Prosa
SI NOTA ALL'IMBRUNIRE (SOLITUDINE DA PAESE SPOPOLATO)

La solitudine di Silvio: tra ironia e poesia

Silvio Orlando in "Si nota all'imbrunire"
Silvio Orlando © Antonelli/AGF

Il nuovo lavoro di Lucia Calamaro, Si nota all’imbrunire (Solitudine da paese spopolato), con Silvio Orlando, è un piccolo capolavoro di delicata poesia, spietata dolcezza e struggente bellezza, un connubio vincente tra un testo di grande intensità, ironico e lieve, e un cast straordinario, in stato di grazia, che regala un’interpretazione vera e vibrante.

Di solitudine non si muore, ma si vive male

Il testo, scritto per il suo protagonista Silvio Orlando, è di una verità disarmante: scava in una delle “problematiche” quotidiane che affligge la nostra epoca, una malattia sempre più diffusa e trasversale, la “solitudine sociale”. La solitudine se perpetrata con insistenza e maniacale continuità può infatti diventare una patologia: un disturbo che ha conseguenze gravi come la disgregazione delle connessioni sociali, affettive e comportamentali.
Più che una società malata, l’autrice mette in scena il microcosmo egoista e singolare di una famiglia, i suoi disagi e le sue delusioni esistenziali, che dalla solitudine del protagonista viene ferita, infastidita e offesa.

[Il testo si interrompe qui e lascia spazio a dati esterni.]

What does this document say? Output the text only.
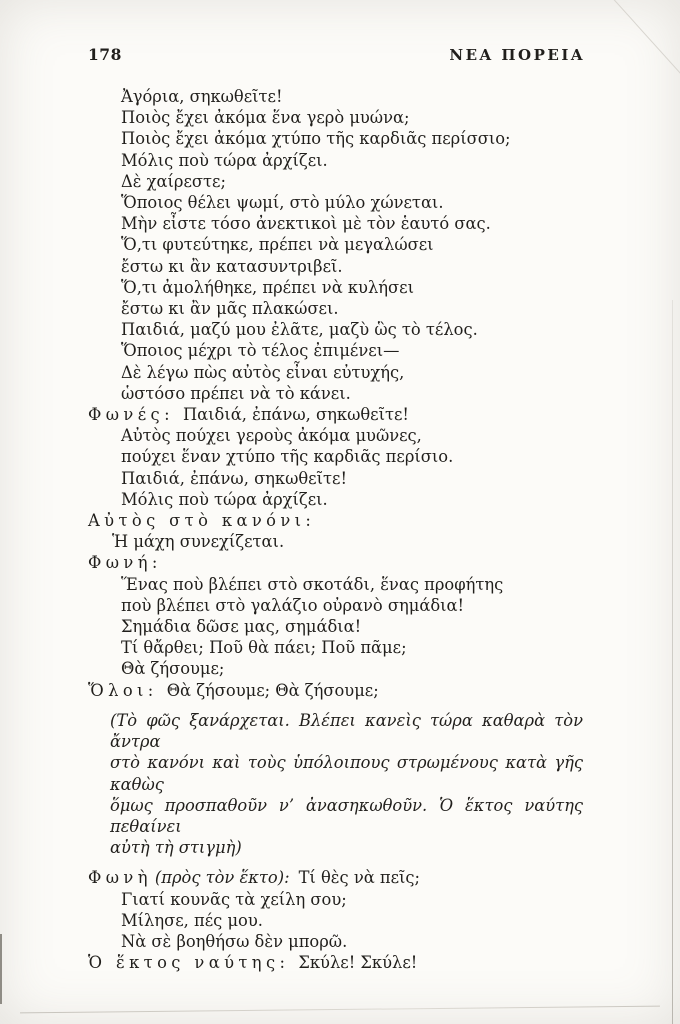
178	ΝΕΑ ΠΟΡΕΙΑ
Ἀγόρια, σηκωθεῖτε!
Ποιὸς ἔχει ἀκόμα ἕνα γερὸ μυώνα;
Ποιὸς ἔχει ἀκόμα χτύπο τῆς καρδιᾶς περίσσιο;
Μόλις ποὺ τώρα ἀρχίζει.
Δὲ χαίρεστε;
Ὅποιος θέλει ψωμί, στὸ μύλο χώνεται.
Μὴν εἶστε τόσο ἀνεκτικοὶ μὲ τὸν ἑαυτό σας.
Ὅ,τι φυτεύτηκε, πρέπει νὰ μεγαλώσει
ἔστω κι ἂν κατασυντριβεῖ.
Ὅ,τι ἀμολήθηκε, πρέπει νὰ κυλήσει
ἔστω κι ἂν μᾶς πλακώσει.
Παιδιά, μαζύ μου ἐλᾶτε, μαζὺ ὣς τὸ τέλος.
Ὅποιος μέχρι τὸ τέλος ἐπιμένει—
Δὲ λέγω πὼς αὐτὸς εἶναι εὐτυχής,
ὡστόσο πρέπει νὰ τὸ κάνει.
Φωνές: Παιδιά, ἐπάνω, σηκωθεῖτε!
Αὐτὸς πούχει γεροὺς ἀκόμα μυῶνες,
πούχει ἕναν χτύπο τῆς καρδιᾶς περίσιο.
Παιδιά, ἐπάνω, σηκωθεῖτε!
Μόλις ποὺ τώρα ἀρχίζει.
Αὐτὸς στὸ κανόνι:
Ἡ μάχη συνεχίζεται.
Φωνή:
Ἕνας ποὺ βλέπει στὸ σκοτάδι, ἕνας προφήτης
ποὺ βλέπει στὸ γαλάζιο οὐρανὸ σημάδια!
Σημάδια δῶσε μας, σημάδια!
Τί θἄρθει; Ποῦ θὰ πάει; Ποῦ πᾶμε;
Θὰ ζήσουμε;
Ὅλοι: Θὰ ζήσουμε; Θὰ ζήσουμε;
(Τὸ φῶς ξανάρχεται. Βλέπει κανεὶς τώρα καθαρὰ τὸν ἄντρα
στὸ κανόνι καὶ τοὺς ὑπόλοιπους στρωμένους κατὰ γῆς καθὼς
ὅμως προσπαθοῦν ν’ ἀνασηκωθοῦν. Ὁ ἕκτος ναύτης πεθαίνει
αὐτὴ τὴ στιγμὴ)
Φωνὴ (πρὸς τὸν ἕκτο): Τί θὲς νὰ πεῖς;
Γιατί κουνᾶς τὰ χείλη σου;
Μίλησε, πές μου.
Νὰ σὲ βοηθήσω δὲν μπορῶ.
Ὁ ἕκτος ναύτης: Σκύλε! Σκύλε!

Silvio, un’anima sola tra manie e fissazioni

Silvio, il protagonista, è un uomo solo, non per necessità esistenziale, ma perché ha scelto consapevolmente la propria solitudine: vive in una casa isolata, in un paesino di 14 anime. In Silvio è evidente un’insistente e caparbio impigliarsi in manie e fissazioni, stando solo ha sviluppato una sorta di pigrizia e insofferenza, è “dominato” da un desiderio di stare seduto, in disparte, di non interagire con il mondo: ha creato una sua personale realtà, che non corrisponde alla realtà oggettiva - in questa sorta di limbo sospeso in cui vive, il confine tra ciò che è e ciò che si vorrebbe fosse si fa sempre più sottile e labile, fino a non distinguere più la realtà da tutto il resto.
Silvio Orlando regala un’interpretazione magistrale, intensa e misurata, con la sua mimica essenziale ma efficace riesce a restituire le molteplici sfumature e fragilità del suo personaggio, un uomo complesso, stralunato, burbero, teneramente ironico, un’anima malinconica e sentimentale.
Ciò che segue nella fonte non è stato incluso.